Bloomberg Línea — O Ibovespa (IBOV) fechou pela primeira vez acima dos 171.000 pontos em pregão de alta nesta quarta-feira (21). Na véspera, o índice já havia batido recorde ao fechar aos 166.276,90 pontos.
A bolsa brasileira se beneficiou da continuidade do movimento de diversificação no exterior, que se intensificou nos últimos dias acompanhando as tensões entre Estados Unidos e Europa.
No cenário local, o foco foi uma pesquisa eleitoral que mostrou diminuição da vantagem do presidente Luiz Inácio Lula da Silva diante de Flávio Bolsonaro nas intenções de voto para as eleições deste ano.
O resultado foi um salto de 3,33% no Ibovespa, a maior alta intradiária do índice desde abril de 2023.
Já o dólar caiu 1,13% e encerrou cotado a R$ 5,32.

Investidores de todo o mundo acompanharam o discurso do presidente americano em Davos, na Suíça, durante o Fórum Econômico Mundial em meio às ameaças dele contra a Europa.
O ponto de atrito é a intenção de anexar a Groenlândia pelos EUA – proposta recusada pela Dinamarca e por diversos países da região.
Durante discurso, Trump disse que não usaria força para tomar o território, o que ajudou os índices a se recuperarem do tom negativo. Na véspera, o mercado de ações dos EUA enfrentou a pior baixa intradiária em três dias.
“O presidente americano tem recuado de medidas que não são bem recebidas no mercado, e esse parece ser o caso novamente”, avaliou Paula Zogbi, estrategista-chefe da Nomad.
Mais tarde, em rede social, o presidente americano fez um recuo. Trump afirmou que iria se abster de impor tarifas sobre produtos de nações europeias que se opõem ao seu plano de anexar a Groenlândia e citou ainda uma “estrutura de um acordo futuro” que ele teria alcançado em relação à ilha.
- Stoxx 600: - 0,02%
- Dow Jones: + 1,21%
- S&P500: + 1,16%
- Nasdaq: + 1,18%
Dinâmica eleitoral
No cenário eleitoral, investidores acompanharam ainda a divulgação nesta manhã da pesquisa realizada pela AtlasIntel para a Bloomberg News.
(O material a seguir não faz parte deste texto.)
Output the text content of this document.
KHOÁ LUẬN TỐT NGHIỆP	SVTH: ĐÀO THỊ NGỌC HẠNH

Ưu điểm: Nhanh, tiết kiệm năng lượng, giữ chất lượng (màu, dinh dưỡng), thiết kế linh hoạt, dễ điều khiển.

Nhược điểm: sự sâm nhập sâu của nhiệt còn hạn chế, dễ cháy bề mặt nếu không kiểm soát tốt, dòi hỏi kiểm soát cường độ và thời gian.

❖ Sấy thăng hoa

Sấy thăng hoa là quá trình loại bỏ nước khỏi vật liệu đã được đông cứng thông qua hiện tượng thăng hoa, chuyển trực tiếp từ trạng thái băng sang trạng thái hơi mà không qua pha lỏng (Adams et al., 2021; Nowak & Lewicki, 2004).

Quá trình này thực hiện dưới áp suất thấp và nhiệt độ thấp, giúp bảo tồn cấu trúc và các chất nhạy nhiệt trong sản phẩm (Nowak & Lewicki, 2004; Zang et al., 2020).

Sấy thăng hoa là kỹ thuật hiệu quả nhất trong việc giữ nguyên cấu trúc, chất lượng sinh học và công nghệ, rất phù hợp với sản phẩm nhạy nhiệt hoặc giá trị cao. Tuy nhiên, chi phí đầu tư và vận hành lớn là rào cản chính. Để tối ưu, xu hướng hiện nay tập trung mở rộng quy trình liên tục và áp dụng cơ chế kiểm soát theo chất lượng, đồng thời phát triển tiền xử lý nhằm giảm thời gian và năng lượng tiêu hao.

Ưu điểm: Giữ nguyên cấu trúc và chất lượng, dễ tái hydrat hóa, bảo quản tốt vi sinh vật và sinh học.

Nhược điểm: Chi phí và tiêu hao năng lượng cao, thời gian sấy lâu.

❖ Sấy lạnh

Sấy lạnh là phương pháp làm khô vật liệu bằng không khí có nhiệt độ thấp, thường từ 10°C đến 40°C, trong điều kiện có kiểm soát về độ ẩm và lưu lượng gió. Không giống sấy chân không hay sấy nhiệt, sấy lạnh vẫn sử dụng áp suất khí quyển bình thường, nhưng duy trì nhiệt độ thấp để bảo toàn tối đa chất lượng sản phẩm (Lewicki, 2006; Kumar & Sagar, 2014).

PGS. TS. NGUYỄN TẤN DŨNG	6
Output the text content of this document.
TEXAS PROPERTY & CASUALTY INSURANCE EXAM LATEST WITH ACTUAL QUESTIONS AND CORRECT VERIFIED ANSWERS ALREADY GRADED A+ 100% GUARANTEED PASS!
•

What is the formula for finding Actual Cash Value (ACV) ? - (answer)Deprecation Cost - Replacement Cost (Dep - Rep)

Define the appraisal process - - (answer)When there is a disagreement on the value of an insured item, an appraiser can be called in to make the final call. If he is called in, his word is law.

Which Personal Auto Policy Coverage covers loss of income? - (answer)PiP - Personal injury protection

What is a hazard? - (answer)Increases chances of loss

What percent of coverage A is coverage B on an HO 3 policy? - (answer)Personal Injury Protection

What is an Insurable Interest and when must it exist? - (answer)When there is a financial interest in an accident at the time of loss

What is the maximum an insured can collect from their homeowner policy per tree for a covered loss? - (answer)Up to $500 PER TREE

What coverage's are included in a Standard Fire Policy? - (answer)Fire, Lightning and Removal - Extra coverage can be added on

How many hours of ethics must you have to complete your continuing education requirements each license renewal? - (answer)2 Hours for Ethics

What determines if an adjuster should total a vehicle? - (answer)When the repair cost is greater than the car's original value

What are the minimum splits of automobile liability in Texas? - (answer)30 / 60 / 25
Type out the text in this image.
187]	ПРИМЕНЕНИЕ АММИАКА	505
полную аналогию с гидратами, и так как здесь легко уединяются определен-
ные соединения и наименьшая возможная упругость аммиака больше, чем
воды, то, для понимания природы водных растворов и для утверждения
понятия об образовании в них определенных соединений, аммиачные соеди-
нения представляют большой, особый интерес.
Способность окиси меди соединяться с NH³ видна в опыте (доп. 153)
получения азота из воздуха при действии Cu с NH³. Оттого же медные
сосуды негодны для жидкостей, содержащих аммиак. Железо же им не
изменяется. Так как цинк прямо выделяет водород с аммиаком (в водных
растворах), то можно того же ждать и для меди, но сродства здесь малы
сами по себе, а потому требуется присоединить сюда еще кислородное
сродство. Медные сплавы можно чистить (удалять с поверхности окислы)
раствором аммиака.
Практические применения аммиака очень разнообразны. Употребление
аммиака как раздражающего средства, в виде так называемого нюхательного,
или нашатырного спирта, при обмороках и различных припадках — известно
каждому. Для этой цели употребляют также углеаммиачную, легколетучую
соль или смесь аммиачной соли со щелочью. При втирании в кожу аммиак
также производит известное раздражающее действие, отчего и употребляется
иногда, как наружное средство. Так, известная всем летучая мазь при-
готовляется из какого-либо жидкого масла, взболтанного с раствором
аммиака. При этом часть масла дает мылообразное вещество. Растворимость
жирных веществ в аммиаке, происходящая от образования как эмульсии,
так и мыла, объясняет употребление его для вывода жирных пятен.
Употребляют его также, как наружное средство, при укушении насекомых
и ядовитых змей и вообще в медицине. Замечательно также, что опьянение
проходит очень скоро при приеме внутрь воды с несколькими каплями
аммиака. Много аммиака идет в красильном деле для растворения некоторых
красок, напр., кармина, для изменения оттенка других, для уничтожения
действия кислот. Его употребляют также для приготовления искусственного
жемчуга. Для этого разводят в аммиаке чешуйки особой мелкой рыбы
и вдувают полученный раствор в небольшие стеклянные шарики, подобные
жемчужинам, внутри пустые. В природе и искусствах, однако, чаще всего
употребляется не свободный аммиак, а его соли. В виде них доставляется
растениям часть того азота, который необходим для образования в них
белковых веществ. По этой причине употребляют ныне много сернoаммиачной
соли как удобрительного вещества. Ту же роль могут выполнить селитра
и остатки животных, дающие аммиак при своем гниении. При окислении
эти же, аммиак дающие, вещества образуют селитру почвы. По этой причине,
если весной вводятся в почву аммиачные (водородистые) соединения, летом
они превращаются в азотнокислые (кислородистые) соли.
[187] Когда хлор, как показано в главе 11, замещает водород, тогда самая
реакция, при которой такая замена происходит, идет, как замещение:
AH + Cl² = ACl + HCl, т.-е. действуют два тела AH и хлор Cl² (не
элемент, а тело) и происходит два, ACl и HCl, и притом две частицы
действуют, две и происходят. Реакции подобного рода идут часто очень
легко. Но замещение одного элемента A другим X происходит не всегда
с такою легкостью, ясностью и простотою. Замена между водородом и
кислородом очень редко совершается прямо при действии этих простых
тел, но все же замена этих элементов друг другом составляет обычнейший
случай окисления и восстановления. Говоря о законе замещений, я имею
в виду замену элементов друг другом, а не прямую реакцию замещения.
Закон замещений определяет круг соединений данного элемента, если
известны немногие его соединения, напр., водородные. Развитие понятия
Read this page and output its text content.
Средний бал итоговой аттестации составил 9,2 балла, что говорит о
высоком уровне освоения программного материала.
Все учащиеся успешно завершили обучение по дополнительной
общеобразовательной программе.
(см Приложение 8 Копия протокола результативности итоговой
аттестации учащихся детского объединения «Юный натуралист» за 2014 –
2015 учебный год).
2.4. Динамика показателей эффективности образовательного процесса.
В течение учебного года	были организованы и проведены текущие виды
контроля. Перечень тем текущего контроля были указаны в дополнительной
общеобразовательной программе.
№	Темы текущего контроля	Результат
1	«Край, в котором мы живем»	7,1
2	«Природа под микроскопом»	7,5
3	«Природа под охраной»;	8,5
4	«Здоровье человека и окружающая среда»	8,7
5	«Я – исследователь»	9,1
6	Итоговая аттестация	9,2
O levantamento indica que Flávio Bolsonaro, pré-candidato ao Palácio do Planalto, melhorou nas intenções de voto contra o presidente Luiz Inácio Lula da Silva em uma eventual disputa de segundo turno, movimento que pode reforçar sua condição de principal nome da oposição antes da eleição de outubro.
A margem de vantagem de Lula sobre Flávio, o filho mais velho do ex-presidente Jair Bolsonaro, atualmente preso, recuou para quatro pontos percentuais em um confronto direto. Segundo a pesquisa, o petista teria 49% das intenções de voto, contra 45% do senador.
A distância entre os dois encolheu oito pontos desde dezembro, quando Lula aparecia à frente por 53% a 41%, logo após Flávio oficializar sua candidatura com o apoio do pai, preso desde novembro por tentativa de golpe de Estado.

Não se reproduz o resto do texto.